Beda orang yang telah menemukan kebenaran dengan orang yang merasa benar adalah dari sikapnya. Orang yang telah menemukan kebenaran akan lebih fokus memperbaiki diri karena dia merasakan karunia luar biasa atas apa yang didapat, rasanya tidak pantas dia mendapat karunia besar itu, makanya sebagai rasa syukur kepada Allah setiap saat dia selalu memperbaiki diri, berakhlak baik sehingga kebenaran tersebut senantiasa bersemayam di dadanya. Sementara orang yang merasa benar akan terlihat dari sikapnya, cenderung mencari kesalahan orang lain dan merasa dialah orang paling benar di dunia ini.

Kebenaran hakiki adalah karunia langsung dari Allah yang dititipkan dalam hati hamba-Nya yang lembut lagi tenang, dengan itu dia merasakan badan di dunia tapi ruhani seakan-akan telah berada di surga, berada selalu disisi-Nya. Tentu hal ini tidak didapat lewat membaca tapi dengan ketekunan melaksanakan apa yang diperintahkan dan meninggalkan apa yang dilarang.

Orang yang memperoleh pengetahuan hanya lewat membaca tanpa berguru akan cenderung menjadi orang yang merasa benar sendiri, karena pengetahuan diperoleh tanpa bimbingan, teguran dan arahan. Termasuk dalam hal ini orang-orang yang membaca al-Qur’an kemudian memaknai dengan akal fikiran sendiri dan lebih berbahaya kemudian memberikan pendapat kepada orang lain untuk dijadikan sebagai hukum.

Maka dengan metode membaca ini lahirlah ulama-ulama instan yang memperoleh ilmu hanya lewat membaca tanpa pernah tahu cara mempratekkan apa yang dibaca.

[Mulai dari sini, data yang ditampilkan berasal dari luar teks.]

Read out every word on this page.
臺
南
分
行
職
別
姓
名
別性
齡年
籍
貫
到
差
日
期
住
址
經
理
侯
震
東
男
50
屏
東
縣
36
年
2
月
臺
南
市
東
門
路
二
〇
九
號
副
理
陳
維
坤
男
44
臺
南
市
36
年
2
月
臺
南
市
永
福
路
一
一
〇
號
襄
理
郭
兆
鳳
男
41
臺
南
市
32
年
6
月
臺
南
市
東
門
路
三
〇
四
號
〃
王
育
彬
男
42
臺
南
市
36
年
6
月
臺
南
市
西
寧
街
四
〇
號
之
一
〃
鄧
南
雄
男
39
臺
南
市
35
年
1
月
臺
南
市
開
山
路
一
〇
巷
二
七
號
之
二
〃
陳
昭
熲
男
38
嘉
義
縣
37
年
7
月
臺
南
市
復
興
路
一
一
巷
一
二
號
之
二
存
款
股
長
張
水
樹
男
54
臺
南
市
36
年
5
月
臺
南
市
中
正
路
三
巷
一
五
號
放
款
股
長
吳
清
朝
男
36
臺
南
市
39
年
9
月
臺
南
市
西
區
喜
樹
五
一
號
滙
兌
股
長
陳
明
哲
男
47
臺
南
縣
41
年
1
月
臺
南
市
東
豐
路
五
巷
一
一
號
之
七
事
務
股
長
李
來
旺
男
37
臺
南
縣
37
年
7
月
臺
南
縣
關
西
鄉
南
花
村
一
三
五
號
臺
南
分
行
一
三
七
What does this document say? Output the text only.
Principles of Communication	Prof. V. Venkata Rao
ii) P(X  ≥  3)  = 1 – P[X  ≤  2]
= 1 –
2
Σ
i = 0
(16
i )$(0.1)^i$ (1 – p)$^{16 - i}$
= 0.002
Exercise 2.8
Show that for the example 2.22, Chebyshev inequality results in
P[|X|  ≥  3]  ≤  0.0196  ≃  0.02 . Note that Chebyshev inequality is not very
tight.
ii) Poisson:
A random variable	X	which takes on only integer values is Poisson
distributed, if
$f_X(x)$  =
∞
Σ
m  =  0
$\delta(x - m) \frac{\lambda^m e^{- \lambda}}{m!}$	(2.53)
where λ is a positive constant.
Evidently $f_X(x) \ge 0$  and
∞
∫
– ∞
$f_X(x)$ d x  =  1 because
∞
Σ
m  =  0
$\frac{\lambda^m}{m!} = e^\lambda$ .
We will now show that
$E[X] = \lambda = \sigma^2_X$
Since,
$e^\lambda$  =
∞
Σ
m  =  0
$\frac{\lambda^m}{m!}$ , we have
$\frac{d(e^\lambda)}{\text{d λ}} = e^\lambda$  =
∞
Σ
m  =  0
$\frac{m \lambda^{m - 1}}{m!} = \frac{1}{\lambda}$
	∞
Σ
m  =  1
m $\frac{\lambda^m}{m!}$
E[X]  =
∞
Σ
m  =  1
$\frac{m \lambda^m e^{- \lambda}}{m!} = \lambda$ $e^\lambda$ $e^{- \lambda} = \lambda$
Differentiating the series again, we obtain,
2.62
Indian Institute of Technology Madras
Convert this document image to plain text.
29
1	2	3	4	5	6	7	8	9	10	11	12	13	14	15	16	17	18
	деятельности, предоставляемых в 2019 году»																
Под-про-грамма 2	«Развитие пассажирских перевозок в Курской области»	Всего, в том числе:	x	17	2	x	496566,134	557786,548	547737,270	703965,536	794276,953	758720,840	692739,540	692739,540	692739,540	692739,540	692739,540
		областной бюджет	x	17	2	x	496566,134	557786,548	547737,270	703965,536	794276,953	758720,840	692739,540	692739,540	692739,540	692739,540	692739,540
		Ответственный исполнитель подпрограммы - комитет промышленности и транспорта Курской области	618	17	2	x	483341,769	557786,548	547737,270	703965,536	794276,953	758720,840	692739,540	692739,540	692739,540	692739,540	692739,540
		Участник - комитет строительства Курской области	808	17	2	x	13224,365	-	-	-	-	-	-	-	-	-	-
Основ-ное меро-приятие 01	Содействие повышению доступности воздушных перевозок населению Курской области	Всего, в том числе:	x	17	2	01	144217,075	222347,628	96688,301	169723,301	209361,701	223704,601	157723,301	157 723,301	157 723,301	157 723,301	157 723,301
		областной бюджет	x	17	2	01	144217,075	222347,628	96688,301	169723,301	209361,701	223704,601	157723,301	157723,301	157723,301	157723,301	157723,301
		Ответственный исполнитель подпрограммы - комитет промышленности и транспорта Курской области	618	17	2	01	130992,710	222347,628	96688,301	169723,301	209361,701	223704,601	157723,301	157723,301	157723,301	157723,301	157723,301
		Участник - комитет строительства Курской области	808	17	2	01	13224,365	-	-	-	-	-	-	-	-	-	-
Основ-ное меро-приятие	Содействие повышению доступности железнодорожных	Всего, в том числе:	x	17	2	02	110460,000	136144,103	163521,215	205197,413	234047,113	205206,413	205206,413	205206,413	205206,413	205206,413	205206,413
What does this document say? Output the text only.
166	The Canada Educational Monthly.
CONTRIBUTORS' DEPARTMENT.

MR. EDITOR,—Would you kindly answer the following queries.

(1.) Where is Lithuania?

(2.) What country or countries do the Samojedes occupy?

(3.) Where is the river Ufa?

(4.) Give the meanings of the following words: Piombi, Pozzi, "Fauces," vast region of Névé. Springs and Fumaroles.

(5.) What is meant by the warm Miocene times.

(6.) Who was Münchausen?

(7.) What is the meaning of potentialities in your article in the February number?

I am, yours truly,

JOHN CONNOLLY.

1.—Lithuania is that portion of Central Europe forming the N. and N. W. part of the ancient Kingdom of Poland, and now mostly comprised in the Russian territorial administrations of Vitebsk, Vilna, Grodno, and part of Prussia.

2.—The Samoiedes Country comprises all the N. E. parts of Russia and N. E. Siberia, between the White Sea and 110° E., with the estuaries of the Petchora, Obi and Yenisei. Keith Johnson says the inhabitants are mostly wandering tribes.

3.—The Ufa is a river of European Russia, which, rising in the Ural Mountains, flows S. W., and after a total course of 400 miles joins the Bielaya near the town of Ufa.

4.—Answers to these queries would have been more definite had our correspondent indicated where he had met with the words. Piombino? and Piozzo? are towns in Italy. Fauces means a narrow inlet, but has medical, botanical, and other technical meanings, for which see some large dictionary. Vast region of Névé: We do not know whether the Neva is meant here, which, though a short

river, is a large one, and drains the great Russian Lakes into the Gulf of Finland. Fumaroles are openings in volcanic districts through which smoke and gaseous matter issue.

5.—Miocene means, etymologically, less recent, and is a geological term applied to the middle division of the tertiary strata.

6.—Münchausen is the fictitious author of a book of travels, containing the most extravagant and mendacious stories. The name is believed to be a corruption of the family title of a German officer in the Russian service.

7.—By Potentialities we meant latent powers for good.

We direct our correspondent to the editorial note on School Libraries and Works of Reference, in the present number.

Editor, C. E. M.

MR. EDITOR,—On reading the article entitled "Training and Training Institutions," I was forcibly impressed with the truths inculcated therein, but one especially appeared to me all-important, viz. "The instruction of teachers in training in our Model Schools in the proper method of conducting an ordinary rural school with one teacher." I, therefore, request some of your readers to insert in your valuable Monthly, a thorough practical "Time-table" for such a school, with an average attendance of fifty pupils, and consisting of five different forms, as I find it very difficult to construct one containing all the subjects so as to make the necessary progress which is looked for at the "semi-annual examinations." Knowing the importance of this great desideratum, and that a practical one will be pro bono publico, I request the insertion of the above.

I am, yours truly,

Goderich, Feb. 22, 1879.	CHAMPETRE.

Bahkan orang-orang seperti ini hapal al-Qur’an dan membacanya dengan fasih, dengan pengetahuan membaca ini kemudian memberikan pendapat dan menuduh orang lain sesat, bid’ah dan kafir. Kita harus sangat hati-hati dengan orang yang hanya ahli baca ini karena Nabi SAW mengingatkan kita semua lewat hadist Beliau :

“Sesungguhnya yang paling aku khawatirkan atas kamu adalah seseorang yang telah membaca (menghafal) al-Qur’ân, sehingga ketika telah tampak kebagusannya terhadap al-Qur’ân dan dia menjadi pembela Islam, dia terlepas dari al-Qur’ân, membuangnya di belakang punggungnya, dan menyerang tetangganya dengan pedang dan menuduhnya musyrik”. Aku (Hudzaifah) bertanya, “Wahai nabi Allâh, siapakah yang lebih pantas disebut musyrik, penuduh atau yang dituduh?”. Beliau menjawab, “Penuduhnya”. (HR. Bukhâri).

“Akan keluar suatu kaum dari umatku, mereka membaca Alquran, bacaan kamu dibandingkan dengan bacaan mereka tidak ada apa-apanya, demikian pula shalat dan puasa kamu dibandingkan dengan shalat dan puasa mereka tidak ada apa-apanya. Mereka membaca Alquran dan mengiranya sebagai pembela mereka, padahal ia adalah hujjah yang menghancurkan alasan mereka. Shalat mereka tidak sampai ke tenggorokan, mereka lepas dari Islam sebagaimana melesatnya anak panah dari busurnya.” (HR. Abu Dawud).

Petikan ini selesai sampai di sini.